The investigation revealed information concerning the three men, including Nesbit, who had been responsible for the murder of Baker and for the shooting of Baker’s girlfriend. Nesbit was apprehended in Oklahoma City, Oklahoma, on February 26, 1937. He was returned to Sioux Falls where he was tried and convicted for murder and received life imprisonment in South Dakota State Penitentiary.

Nine years later, Nesbit’s life term was commuted to 20 years. Nesbit, during this term had become a trustee and eventually was allowed to leave the prison to perform housework, landscaping, and duties as a chauffeur. On September 4, 1946, when the night check was made, Nesbit was missing.

On December 26, 1946, a federal complaint was filed before the United States Commissioner at Rapid City, South Dakota, charging William Raymond Nesbit with unlawful flight to avoid confinement and a warrant was issued for his arrest. The FBI entered the search.

In March of 1950, a news article, which carried a picture of Nesbit together with his description and fugitive status was published in a St. Paul, Minnesota, newspaper as well as in other newspapers.

On Friday afternoon, March 17, 1950, a 14-year-old boy arrived home from school and noticed a newspaper on the kitchen floor. As he glanced at the paper, he noted a photograph of Nesbit and the accompanying article advising Nesbit was wanted by the FBI.

The boy and his 13-year-old friend spent much of their time playing along the Mississippi River bank in St. Paul, Minnesota, with other boys from the neighborhood. Over the past few months, they had become acquainted with “Ray,” a man who lived in a cave in the river bank. They had visited “Ray” about once a week for four months beginning in November of 1949. He allowed them access to his cave, occasionally telling them stories about his travels. Finally, in early March of 1950, “Ray” told the boys to stay away from the cave because they were liable to get hurt.
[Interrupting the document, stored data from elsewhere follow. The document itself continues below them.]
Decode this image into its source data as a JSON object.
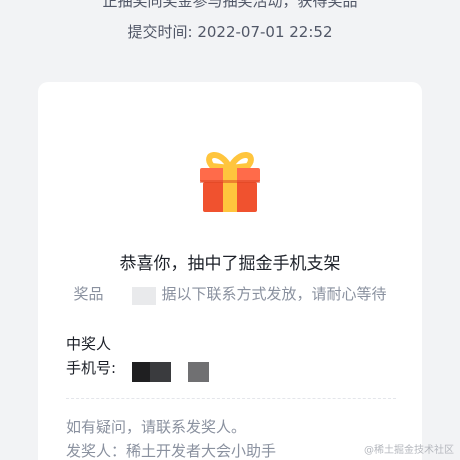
{
  "header": {
    "top_cut_text": "正抽奖同奖金参与抽奖活动，获得奖品",
    "submit_time": "提交时间: 2022-07-01 22:52"
  },
  "card": {
    "icon": "gift-icon",
    "title": "恭喜你，抽中了掘金手机支架",
    "subtitle_left": "奖品",
    "subtitle_right": "据以下联系方式发放，请耐心等待",
    "winner_label": "中奖人",
    "phone_label": "手机号:",
    "note_line1": "如有疑问，请联系发奖人。",
    "note_line2": "发奖人：稀土开发者大会小助手"
  },
  "watermark": "@稀土掘金技术社区",
  "colors": {
    "gift_box": "#f0522f",
    "gift_lid": "#ff6b4a",
    "gift_ribbon": "#ffc53d",
    "background": "#f2f3f5",
    "card": "#ffffff"
  }
}
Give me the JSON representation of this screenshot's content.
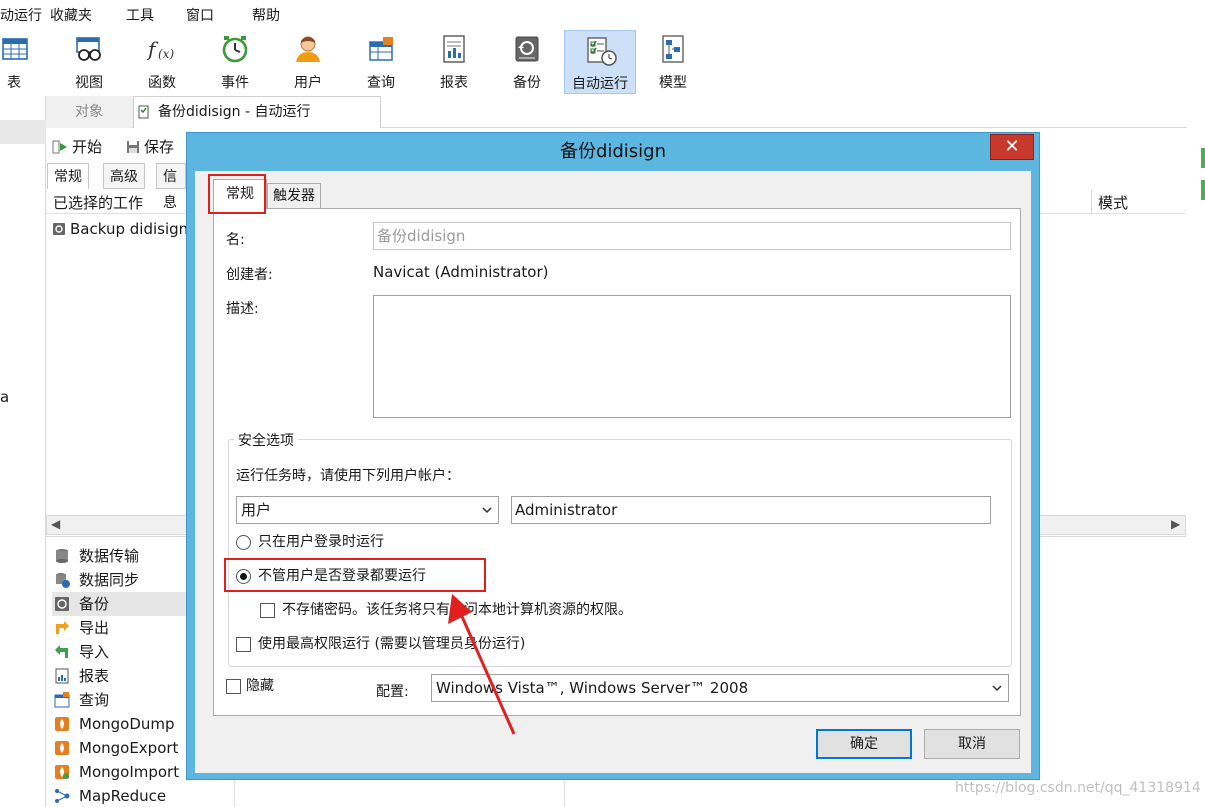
{
  "menu": [
    "动运行",
    "收藏夹",
    "工具",
    "窗口",
    "帮助"
  ],
  "toolbar": [
    {
      "label": "表",
      "icon": "table-icon"
    },
    {
      "label": "视图",
      "icon": "view-icon"
    },
    {
      "label": "函数",
      "icon": "function-icon"
    },
    {
      "label": "事件",
      "icon": "event-clock-icon"
    },
    {
      "label": "用户",
      "icon": "user-icon"
    },
    {
      "label": "查询",
      "icon": "query-icon"
    },
    {
      "label": "报表",
      "icon": "report-icon"
    },
    {
      "label": "备份",
      "icon": "backup-icon"
    },
    {
      "label": "自动运行",
      "icon": "automation-icon"
    },
    {
      "label": "模型",
      "icon": "model-icon"
    }
  ],
  "tabs": {
    "objects": "对象",
    "current": "备份didisign - 自动运行"
  },
  "bg": {
    "start": "开始",
    "save": "保存",
    "tab_general": "常规",
    "tab_advanced": "高级",
    "tab_info": "信息",
    "selected_jobs": "已选择的工作",
    "mode": "模式",
    "job_item": "Backup didisign",
    "left_char": "a"
  },
  "lower_list": [
    "数据传输",
    "数据同步",
    "备份",
    "导出",
    "导入",
    "报表",
    "查询",
    "MongoDump",
    "MongoExport",
    "MongoImport",
    "MapReduce"
  ],
  "dialog": {
    "title": "备份didisign",
    "close": "✕",
    "tab_general": "常规",
    "tab_trigger": "触发器",
    "name_label": "名:",
    "name_value": "备份didisign",
    "creator_label": "创建者:",
    "creator_value": "Navicat (Administrator)",
    "desc_label": "描述:",
    "desc_value": "",
    "security_group": "安全选项",
    "run_as_text": "运行任务時，请使用下列用户帐户：",
    "account_type": "用户",
    "account_name": "Administrator",
    "radio_logged_on": "只在用户登录时运行",
    "radio_whether": "不管用户是否登录都要运行",
    "no_store_pwd": "不存储密码。该任务将只有访问本地计算机资源的权限。",
    "highest_priv": "使用最高权限运行 (需要以管理员身份运行)",
    "hidden": "隐藏",
    "config_label": "配置:",
    "config_value": "Windows Vista™, Windows Server™ 2008",
    "ok": "确定",
    "cancel": "取消"
  },
  "watermark": "https://blog.csdn.net/qq_41318914",
  "colors": {
    "highlight": "#e0201f",
    "dialog_frame": "#5cb6e0",
    "close": "#c7392d",
    "toolbar_active": "#cce0f7"
  }
}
The 14-year-old boy cut the article out of the newspaper believing the man in the photograph was “Ray.” The boy took the article to his friend who thought the man in the photo was thinner than “Ray.” The next day the boys went down to the cave to make sure “Ray” was indeed the man in the photograph. They then telephoned the police and told them of their suspicion.

On Saturday morning, March 18, 1950, just two days after William Raymond Nesbit was placed on the “Top Ten” list, Nesbit was apprehended by the St. Paul Police due to the ingenuity, intelligence, and courage displayed by two young boys.